Расскажу тебе о дубе том сказку-быль, а ты – хочешь верь, хочешь не верь, дело твое.
Давно это, паря, было. Гуляли в ту пору по Дону банды беляков, житья от них трудовому люду не было. Не нравилась им молодая Советская власть, задушить ее хотели. Собрался тогда из трудового люда отряд и – навстречу банде. Сошлись на Зыбучем Бугре, шашки скрестили… Да так, что остался от отряда того один-одинешенек молодой боец, парнишка лет пятнадцати. Чудом, стало быть, уцелел. Пошел он к дубу, сел под ним и обхватил голову руками. Слышит, дуб что-то шепчет, спрашивает: «Что ты приуныл, паря, какие у тебя думки в голове?» Парнишка отвечает: «Командира моего зарубили бандиты, весь наш отряд уничтожили. Как теперь я помогу Советской власти, своему бедному люду?» И тогда еще ниже склонился дуб своими ветками к парнишке, зашептал: «Вижу, паря, мать дала тебе хорошее, доброе сердце, а я тебе дам волшебное слово. Бери его и неси людям. Для врага оно будет страшней острой шашки и длинной пики, для друзей – студеным ручьем, игристым донским вином, что бодрит сердце и утоляет жажду…»
С тех пор парнишка и стал приходить к дубу тому. Я сам видал его там однажды. Иду по тропинке, слышу: шепчет, шепчет дуб, а под ним – он… Не стал я мешать, прошел стороной. Он и теперь приходит. Только уже совсем белый стал, как я. А дуб все шепчет и шепчет…

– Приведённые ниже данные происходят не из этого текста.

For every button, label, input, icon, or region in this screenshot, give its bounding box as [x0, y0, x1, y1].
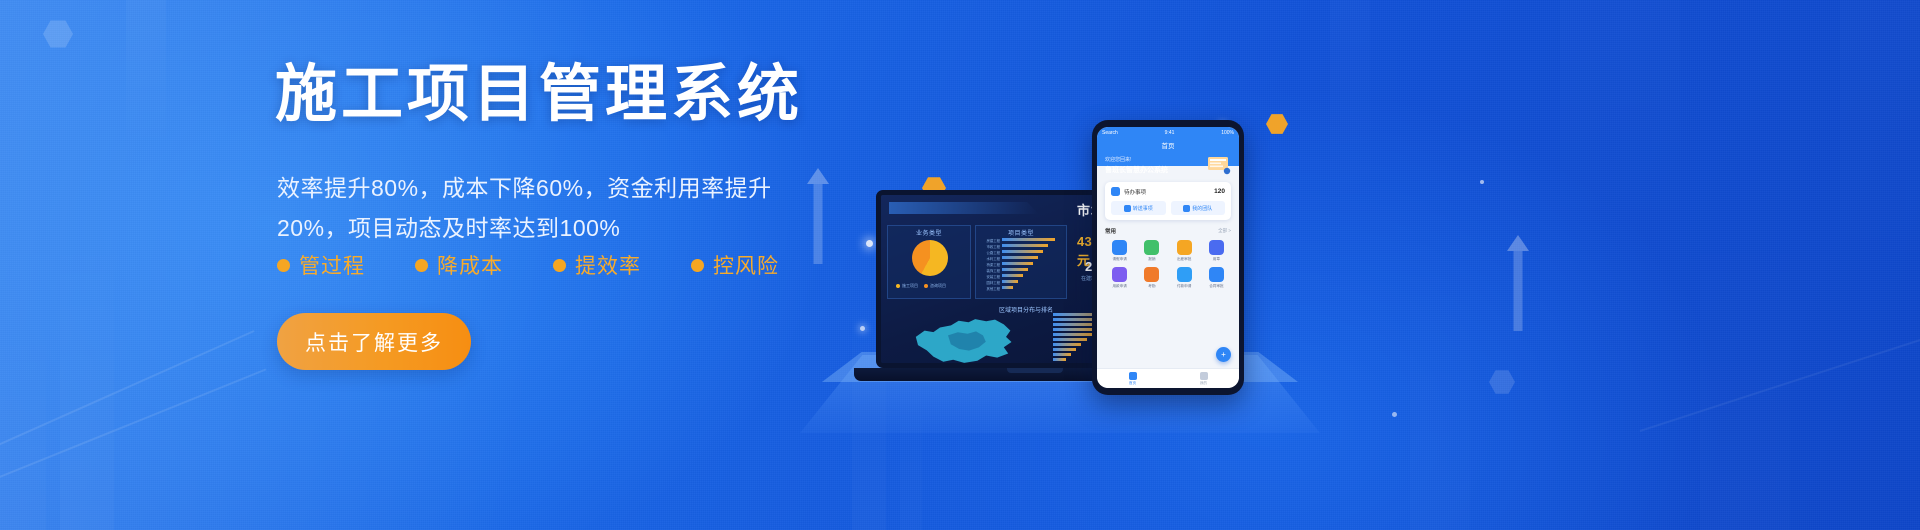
app-label: 报销	[1137, 257, 1166, 262]
app-item-stamp[interactable]: 用章	[1202, 240, 1231, 262]
todo-card-left: 待办事项	[1111, 187, 1146, 196]
phone-tab-bar: 首页 我的	[1097, 368, 1239, 388]
quick-button-group: 转送事项 我的团队	[1111, 201, 1225, 215]
todo-card-label: 待办事项	[1124, 188, 1146, 196]
app-grid-row1: 请假申请 报销 出差审批 用章	[1105, 240, 1231, 262]
plane-icon	[1177, 240, 1192, 255]
my-team-button[interactable]: 我的团队	[1171, 201, 1226, 215]
feature-bullet-label: 提效率	[575, 250, 641, 280]
decor-bar	[60, 230, 114, 530]
phone-mockup: Search 9:41 100% 首页 欢迎您回来! 鲁班长智慧办公系统	[1092, 120, 1244, 395]
plus-icon[interactable]: +	[1216, 347, 1231, 362]
document-icon	[1112, 267, 1127, 282]
quick-button-label: 我的团队	[1192, 205, 1212, 212]
todo-card-count: 120	[1214, 188, 1225, 195]
app-item-travel[interactable]: 出差审批	[1170, 240, 1199, 262]
phone-hero: 欢迎您回来! 鲁班长智慧办公系统	[1097, 151, 1239, 175]
card-icon	[1177, 267, 1192, 282]
promo-banner: 施工项目管理系统 效率提升80%，成本下降60%，资金利用率提升20%，项目动态…	[0, 0, 1920, 530]
phone-nav-title: 首页	[1162, 140, 1175, 150]
app-item-leave[interactable]: 请假申请	[1105, 240, 1134, 262]
phone-screen: Search 9:41 100% 首页 欢迎您回来! 鲁班长智慧办公系统	[1097, 127, 1239, 388]
feature-bullet-label: 管过程	[299, 250, 365, 280]
app-label: 考勤	[1137, 284, 1166, 289]
tab-mine[interactable]: 我的	[1200, 372, 1208, 386]
bullet-dot-icon	[691, 259, 704, 272]
wallet-icon	[1144, 240, 1159, 255]
todo-card[interactable]: 待办事项 120 转送事项 我的团队	[1105, 182, 1231, 220]
feature-bullet: 管过程	[277, 250, 365, 280]
legend-item: 施工项目	[896, 283, 918, 289]
decor-bar	[1410, 230, 1470, 530]
feature-bullet: 提效率	[553, 250, 641, 280]
status-time: 9:41	[1165, 130, 1175, 136]
feature-bullet: 控风险	[691, 250, 779, 280]
arrow-up-icon	[1506, 235, 1530, 331]
bar-chart: 房建工程 市政工程 公路工程 水利工程 桥梁工程 装饰工程 安装工程 园林工程 …	[1002, 238, 1060, 296]
section-more-link[interactable]: 全部 >	[1218, 228, 1231, 234]
contract-icon	[1209, 267, 1224, 282]
tab-label: 首页	[1129, 381, 1137, 386]
app-label: 用章	[1202, 257, 1231, 262]
feature-bullet: 降成本	[415, 250, 503, 280]
tab-home[interactable]: 首页	[1129, 372, 1137, 386]
decor-bar	[126, 0, 166, 150]
banner-subtitle: 效率提升80%，成本下降60%，资金利用率提升20%，项目动态及时率达到100%	[277, 168, 807, 248]
stamp-icon	[1209, 240, 1224, 255]
bullet-dot-icon	[415, 259, 428, 272]
app-item-attendance[interactable]: 考勤	[1137, 267, 1166, 289]
todo-card-row: 待办事项 120	[1111, 187, 1225, 196]
app-item-reimburse[interactable]: 报销	[1137, 240, 1166, 262]
forward-items-button[interactable]: 转送事项	[1111, 201, 1166, 215]
feature-bullet-label: 控风险	[713, 250, 779, 280]
user-icon	[1200, 372, 1208, 380]
pie-panel-title: 业务类型	[888, 228, 970, 237]
clipboard-icon	[1111, 187, 1120, 196]
tab-label: 我的	[1200, 381, 1208, 386]
dashboard-header-accent	[889, 202, 1039, 214]
hero-illustration-icon	[1206, 155, 1232, 175]
bar-chart-panel: 项目类型 房建工程 市政工程 公路工程 水利工程 桥梁工程 装饰工程 安装工程 …	[975, 225, 1067, 299]
app-label: 付款申请	[1170, 284, 1199, 289]
phone-nav-bar: 首页	[1097, 138, 1239, 151]
app-item-payment[interactable]: 付款申请	[1170, 267, 1199, 289]
app-label: 合同审批	[1202, 284, 1231, 289]
feature-bullet-list: 管过程 降成本 提效率 控风险	[277, 250, 779, 280]
status-battery: 100%	[1221, 130, 1234, 136]
page-title: 施工项目管理系统	[275, 60, 803, 130]
app-label: 请假申请	[1105, 257, 1134, 262]
legend-item: 咨询项目	[924, 283, 946, 289]
app-item-fund[interactable]: 用款申请	[1105, 267, 1134, 289]
bullet-dot-icon	[277, 259, 290, 272]
common-apps-header: 常用 全部 >	[1105, 227, 1231, 235]
app-label: 出差审批	[1170, 257, 1199, 262]
team-icon	[1183, 205, 1190, 212]
bar-panel-title: 项目类型	[976, 228, 1066, 237]
learn-more-button[interactable]: 点击了解更多	[277, 313, 471, 370]
decor-bar	[1700, 200, 1790, 530]
decor-bar	[1840, 0, 1920, 300]
quick-button-label: 转送事项	[1133, 205, 1153, 212]
forward-icon	[1124, 205, 1131, 212]
glow-dot	[1392, 412, 1397, 417]
bullet-dot-icon	[553, 259, 566, 272]
glow-dot	[1480, 180, 1484, 184]
pie-chart	[912, 240, 948, 276]
decor-bar	[1560, 0, 1680, 260]
device-mockups: 市场管理报表 业务类型 施工项目 咨询项目 项目类型	[790, 0, 1350, 530]
section-title: 常用	[1105, 227, 1116, 235]
calendar-icon	[1112, 240, 1127, 255]
pie-chart-panel: 业务类型 施工项目 咨询项目	[887, 225, 971, 299]
app-grid-row2: 用款申请 考勤 付款申请 合同审批	[1105, 267, 1231, 289]
laptop-notch	[1007, 368, 1063, 373]
app-item-contract[interactable]: 合同审批	[1202, 267, 1231, 289]
status-signal: Search	[1102, 130, 1118, 136]
home-icon	[1129, 372, 1137, 380]
pie-legend: 施工项目 咨询项目	[896, 283, 946, 289]
clock-icon	[1144, 267, 1159, 282]
phone-status-bar: Search 9:41 100%	[1097, 127, 1239, 138]
app-label: 用款申请	[1105, 284, 1134, 289]
feature-bullet-label: 降成本	[437, 250, 503, 280]
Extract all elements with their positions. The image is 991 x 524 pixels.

Далеко не у каждого литератора бывает такая завидная писательская судьба, как у Шолохова. При его жизни народ слагает о нем легенды, поэты посвящают ему стихи.
…Коль пойдешь ты ночью к Дону синему —Звезды в нем, купался, дрожат,Меловые горы, точно в инее,Важное теченье сторожат.Слушая наполненную шорохомЭту ночь и говор казаков,Ты невольно скажешь: «Это Шолохов!Вот его дыханье жарких слов!»